The expression in the definition of the Legendre transform obtains its extremum at $$ p_i = \frac{\partial L}{\partial \dot{q}^i}(q,\dot{q}),$$ which means that $$ H(q,p) = p_i\dot{q}^i - L(q,\dot{q})\tag{0}$$ holds exactly for a triple $(q,\dot{q},p)$ such that $$f(q,\dot{q}) = (q,p).\tag{1}$$ Note that the fact that $H$ does not depend on $\dot{q}$ means that $\dot{q}$ in eq. (0) is implicitly a function $\dot{q}(q,p)$ as defined implicitly by eq. (1).

Only when we impose the relation eq. (1) there is a functional relation between the $q,\dot{q},p$, otherwise there is not. This is why, as abstract functions, the Lagrangian is not a function of $p$ and the Hamiltonian is not a function of $\dot{q}$ - these are coordinates on different spaces with no relation to each other. It is only when we impose eq. (1) in order to express the Hamiltonian without the extremisation procedure prescribed in the Legendre transform that they become related, and not necessarily uniquely so. If $f$ is not invertible, then the Lagrangian system is a gauge theory and the Hamiltonian system is constrained - both terms which essentially mean that the relation between the $p$ and the $\dot{q}$ is not uniquely defined.
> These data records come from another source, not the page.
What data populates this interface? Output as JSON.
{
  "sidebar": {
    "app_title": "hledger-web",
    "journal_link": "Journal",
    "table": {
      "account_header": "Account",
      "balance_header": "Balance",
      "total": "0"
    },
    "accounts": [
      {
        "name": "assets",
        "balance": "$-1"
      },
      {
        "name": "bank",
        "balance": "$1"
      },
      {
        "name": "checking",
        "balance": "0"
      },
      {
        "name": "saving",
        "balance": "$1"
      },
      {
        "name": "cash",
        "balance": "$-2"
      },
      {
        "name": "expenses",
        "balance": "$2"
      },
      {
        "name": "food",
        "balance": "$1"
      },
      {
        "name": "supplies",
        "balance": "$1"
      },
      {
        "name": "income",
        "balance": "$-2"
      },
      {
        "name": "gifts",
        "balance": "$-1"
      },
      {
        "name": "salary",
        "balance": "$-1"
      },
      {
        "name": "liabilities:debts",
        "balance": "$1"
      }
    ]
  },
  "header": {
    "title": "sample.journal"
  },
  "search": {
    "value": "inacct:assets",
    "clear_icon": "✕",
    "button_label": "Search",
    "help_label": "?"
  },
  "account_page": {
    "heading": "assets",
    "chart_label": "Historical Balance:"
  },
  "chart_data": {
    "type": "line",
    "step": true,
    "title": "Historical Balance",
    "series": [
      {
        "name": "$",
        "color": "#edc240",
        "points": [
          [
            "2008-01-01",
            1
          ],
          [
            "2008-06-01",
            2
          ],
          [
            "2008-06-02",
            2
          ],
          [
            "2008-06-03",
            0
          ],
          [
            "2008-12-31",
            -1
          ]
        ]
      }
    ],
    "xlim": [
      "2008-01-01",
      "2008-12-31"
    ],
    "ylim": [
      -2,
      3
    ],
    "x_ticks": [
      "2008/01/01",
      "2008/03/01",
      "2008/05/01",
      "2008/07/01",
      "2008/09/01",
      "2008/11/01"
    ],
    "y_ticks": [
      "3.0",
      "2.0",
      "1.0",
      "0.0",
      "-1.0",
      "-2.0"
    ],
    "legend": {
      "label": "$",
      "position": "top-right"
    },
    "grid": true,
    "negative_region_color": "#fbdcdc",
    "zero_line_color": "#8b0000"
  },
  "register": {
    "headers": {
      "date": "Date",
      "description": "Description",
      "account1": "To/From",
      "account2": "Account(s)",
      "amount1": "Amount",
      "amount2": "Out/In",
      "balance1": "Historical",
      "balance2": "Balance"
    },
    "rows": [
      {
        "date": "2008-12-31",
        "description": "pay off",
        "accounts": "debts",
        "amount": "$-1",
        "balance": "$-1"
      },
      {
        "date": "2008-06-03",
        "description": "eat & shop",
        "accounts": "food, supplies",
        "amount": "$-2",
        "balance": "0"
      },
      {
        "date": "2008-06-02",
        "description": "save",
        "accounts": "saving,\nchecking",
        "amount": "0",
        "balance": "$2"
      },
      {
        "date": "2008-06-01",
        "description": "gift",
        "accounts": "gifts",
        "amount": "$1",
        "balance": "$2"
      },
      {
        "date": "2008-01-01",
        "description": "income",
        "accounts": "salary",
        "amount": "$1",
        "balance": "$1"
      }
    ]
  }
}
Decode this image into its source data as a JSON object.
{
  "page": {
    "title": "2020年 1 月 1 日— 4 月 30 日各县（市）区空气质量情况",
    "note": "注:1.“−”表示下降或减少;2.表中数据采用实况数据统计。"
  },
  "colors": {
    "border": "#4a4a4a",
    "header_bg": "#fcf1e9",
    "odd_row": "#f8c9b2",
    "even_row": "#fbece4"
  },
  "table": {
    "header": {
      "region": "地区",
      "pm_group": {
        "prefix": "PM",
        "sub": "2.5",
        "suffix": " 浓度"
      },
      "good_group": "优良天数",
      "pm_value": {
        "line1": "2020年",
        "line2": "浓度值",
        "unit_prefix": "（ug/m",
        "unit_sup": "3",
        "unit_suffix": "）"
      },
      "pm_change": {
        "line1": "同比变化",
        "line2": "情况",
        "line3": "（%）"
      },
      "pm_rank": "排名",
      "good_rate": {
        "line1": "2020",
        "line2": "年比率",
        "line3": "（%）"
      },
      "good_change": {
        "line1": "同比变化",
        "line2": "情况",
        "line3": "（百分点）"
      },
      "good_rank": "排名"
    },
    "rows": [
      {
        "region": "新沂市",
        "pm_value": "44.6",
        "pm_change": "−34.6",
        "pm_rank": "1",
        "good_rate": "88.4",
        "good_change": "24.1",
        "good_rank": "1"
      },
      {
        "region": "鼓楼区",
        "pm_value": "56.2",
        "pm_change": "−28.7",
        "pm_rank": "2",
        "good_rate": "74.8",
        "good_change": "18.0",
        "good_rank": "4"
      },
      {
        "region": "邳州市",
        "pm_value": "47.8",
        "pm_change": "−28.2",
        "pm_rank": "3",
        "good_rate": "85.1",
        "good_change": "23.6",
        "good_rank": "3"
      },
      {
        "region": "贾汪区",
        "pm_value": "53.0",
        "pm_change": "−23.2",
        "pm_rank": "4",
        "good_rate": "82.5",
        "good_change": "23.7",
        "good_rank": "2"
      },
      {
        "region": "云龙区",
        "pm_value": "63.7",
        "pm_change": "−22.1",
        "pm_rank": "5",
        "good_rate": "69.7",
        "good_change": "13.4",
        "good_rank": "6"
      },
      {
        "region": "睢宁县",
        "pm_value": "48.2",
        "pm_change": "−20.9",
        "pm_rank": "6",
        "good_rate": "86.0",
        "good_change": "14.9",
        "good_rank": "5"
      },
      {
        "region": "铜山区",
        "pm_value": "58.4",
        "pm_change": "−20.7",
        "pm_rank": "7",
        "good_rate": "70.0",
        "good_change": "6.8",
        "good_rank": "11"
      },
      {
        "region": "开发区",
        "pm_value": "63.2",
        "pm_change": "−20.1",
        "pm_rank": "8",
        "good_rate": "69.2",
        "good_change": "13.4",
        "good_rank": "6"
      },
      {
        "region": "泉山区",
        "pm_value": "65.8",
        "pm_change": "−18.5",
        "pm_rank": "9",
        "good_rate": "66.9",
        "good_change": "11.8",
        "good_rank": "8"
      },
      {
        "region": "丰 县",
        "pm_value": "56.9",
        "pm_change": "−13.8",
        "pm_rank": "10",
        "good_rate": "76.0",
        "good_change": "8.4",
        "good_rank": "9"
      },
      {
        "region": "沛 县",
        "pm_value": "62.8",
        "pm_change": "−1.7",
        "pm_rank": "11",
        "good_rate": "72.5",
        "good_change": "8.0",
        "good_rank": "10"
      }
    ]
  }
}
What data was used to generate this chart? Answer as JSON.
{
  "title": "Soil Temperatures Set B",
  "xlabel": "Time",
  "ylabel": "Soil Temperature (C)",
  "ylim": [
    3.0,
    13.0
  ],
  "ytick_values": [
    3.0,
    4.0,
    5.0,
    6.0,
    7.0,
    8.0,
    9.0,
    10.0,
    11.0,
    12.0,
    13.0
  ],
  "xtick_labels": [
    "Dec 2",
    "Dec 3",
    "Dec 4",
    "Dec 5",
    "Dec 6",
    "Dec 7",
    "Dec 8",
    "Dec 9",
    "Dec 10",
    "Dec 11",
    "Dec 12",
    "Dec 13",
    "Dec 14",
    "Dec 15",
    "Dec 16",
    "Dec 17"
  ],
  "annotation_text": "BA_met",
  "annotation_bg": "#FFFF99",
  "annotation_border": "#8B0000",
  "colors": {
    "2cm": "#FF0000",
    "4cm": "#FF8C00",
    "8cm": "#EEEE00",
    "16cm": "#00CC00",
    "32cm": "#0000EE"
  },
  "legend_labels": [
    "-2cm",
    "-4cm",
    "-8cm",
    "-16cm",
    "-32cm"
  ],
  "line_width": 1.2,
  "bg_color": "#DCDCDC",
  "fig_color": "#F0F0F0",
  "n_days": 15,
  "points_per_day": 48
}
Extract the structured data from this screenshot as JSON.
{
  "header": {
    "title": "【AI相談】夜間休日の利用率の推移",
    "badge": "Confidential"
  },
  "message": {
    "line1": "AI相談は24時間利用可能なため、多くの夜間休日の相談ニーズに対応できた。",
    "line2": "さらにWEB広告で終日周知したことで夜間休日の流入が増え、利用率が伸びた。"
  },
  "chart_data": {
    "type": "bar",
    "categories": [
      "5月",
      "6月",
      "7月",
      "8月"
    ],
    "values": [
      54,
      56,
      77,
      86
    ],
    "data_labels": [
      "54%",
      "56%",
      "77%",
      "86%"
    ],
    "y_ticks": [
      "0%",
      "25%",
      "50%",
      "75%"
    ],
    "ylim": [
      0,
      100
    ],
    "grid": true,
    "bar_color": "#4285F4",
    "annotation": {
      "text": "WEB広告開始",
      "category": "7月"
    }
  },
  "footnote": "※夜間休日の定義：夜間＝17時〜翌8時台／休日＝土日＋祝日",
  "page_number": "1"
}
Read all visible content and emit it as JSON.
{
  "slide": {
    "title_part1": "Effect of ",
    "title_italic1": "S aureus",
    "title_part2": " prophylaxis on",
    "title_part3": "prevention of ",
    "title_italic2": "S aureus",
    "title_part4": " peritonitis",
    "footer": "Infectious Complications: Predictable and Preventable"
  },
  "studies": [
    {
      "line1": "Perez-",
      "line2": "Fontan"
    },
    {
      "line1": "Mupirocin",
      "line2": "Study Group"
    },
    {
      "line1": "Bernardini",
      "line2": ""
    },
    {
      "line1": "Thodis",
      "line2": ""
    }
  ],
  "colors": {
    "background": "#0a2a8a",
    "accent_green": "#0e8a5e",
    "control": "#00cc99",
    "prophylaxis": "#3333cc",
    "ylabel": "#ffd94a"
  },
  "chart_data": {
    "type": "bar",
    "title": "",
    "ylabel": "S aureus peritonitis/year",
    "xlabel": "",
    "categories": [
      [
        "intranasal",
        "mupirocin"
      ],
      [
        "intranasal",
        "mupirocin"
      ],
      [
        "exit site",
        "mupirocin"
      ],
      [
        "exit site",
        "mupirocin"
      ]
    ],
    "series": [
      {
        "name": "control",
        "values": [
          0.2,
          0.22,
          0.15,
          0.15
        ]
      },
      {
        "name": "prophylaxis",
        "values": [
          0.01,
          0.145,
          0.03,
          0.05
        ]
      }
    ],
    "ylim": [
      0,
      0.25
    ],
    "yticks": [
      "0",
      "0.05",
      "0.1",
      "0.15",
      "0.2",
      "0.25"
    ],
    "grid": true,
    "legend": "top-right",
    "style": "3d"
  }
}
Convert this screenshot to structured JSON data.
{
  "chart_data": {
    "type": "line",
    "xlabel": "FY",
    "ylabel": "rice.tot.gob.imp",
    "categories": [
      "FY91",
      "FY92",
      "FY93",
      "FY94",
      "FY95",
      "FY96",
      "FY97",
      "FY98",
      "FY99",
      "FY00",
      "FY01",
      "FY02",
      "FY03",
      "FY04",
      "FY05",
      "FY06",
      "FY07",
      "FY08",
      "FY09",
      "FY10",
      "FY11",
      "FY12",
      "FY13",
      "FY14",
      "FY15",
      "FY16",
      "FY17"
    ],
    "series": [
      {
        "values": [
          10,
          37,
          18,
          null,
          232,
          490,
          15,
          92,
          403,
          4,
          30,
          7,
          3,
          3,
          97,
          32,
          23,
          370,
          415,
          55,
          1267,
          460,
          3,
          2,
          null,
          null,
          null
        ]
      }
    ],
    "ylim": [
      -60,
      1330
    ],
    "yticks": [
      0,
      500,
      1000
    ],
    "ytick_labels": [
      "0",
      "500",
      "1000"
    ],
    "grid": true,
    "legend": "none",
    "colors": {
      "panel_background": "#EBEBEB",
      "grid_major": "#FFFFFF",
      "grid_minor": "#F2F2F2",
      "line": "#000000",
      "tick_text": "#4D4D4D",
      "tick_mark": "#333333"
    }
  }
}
Finally, let me address a closely related confusion which nevertheless crops up because of the same reason, i.e. not respecting the actual domains functions are defined on. The $q,\dot{q}$ arguments of the Lagrangian are independent, and become dependent only when we consider a path $\gamma: I\to Q$, which induces a path $\tilde{\gamma} : I\to TQ, t\mapsto (\gamma(t),\dot{\gamma}(t))$ on the tangent bundle, where $\dot{\gamma}$ now denotes the actual time derivative, i.e. the tangent vector field to $\gamma$. The action is a function $S : [I,Q]\to\mathbb{R}$, where $[I,Q]$ denotes the space of all maps $I\to Q$, and is defined as $$ S[\gamma] = \int_I L(\tilde{\gamma}).$$ When now considering this action, the physicist often writes the coordinates of $\tilde{\gamma}$ as $(q(t),\dot{q}(t))$, and it is only in this context that $\dot{q}(t)$ truly is a time-dependent function and the derivative of $q(t)$.


There's nothing stopping you from writing $L$ as a function of $q$ and $p$. In fact, you're required to write $L$ as a function of $q$ and $p$ to get the Hamiltonian! But the Euler-Lagrange equations become very ugly.

Consider the normal Euler-Lagrange equation

$$ \frac{d}{dt}\frac{\partial L}{\partial \dot q}=\frac{\partial L}{\partial q} $$

Let's try writing this in terms of $q,p$. The left hand side just becomes $\dot p$. But the left hand side is a lot uglier. We'd have

$$ \frac{\partial }{\partial q}L(q, p(q,\dot{q}))=\frac{\partial L}{\partial q}+\frac{\partial L}{\partial p}\frac{\partial p}{\partial q} $$ and the Euler-Lagrange equation becomes

$$ \dot{p}=\frac{\partial L}{\partial q}+\frac{\partial L}{\partial p}\frac{\partial p}{\partial q} $$

This might not look ugly at first glance, but it is actually terrible. In order to write down the proper Euler-Lagrange equation, we need to know the functional form of $p$ in terms of $q$. Thus, the Lagrangian as a function of $(p,q)$ is not sufficient to generate equations of motion. This is avoided when we go to the Hamiltonian formalism, where Hamilton's equations treat $p$ and $q$ as independent.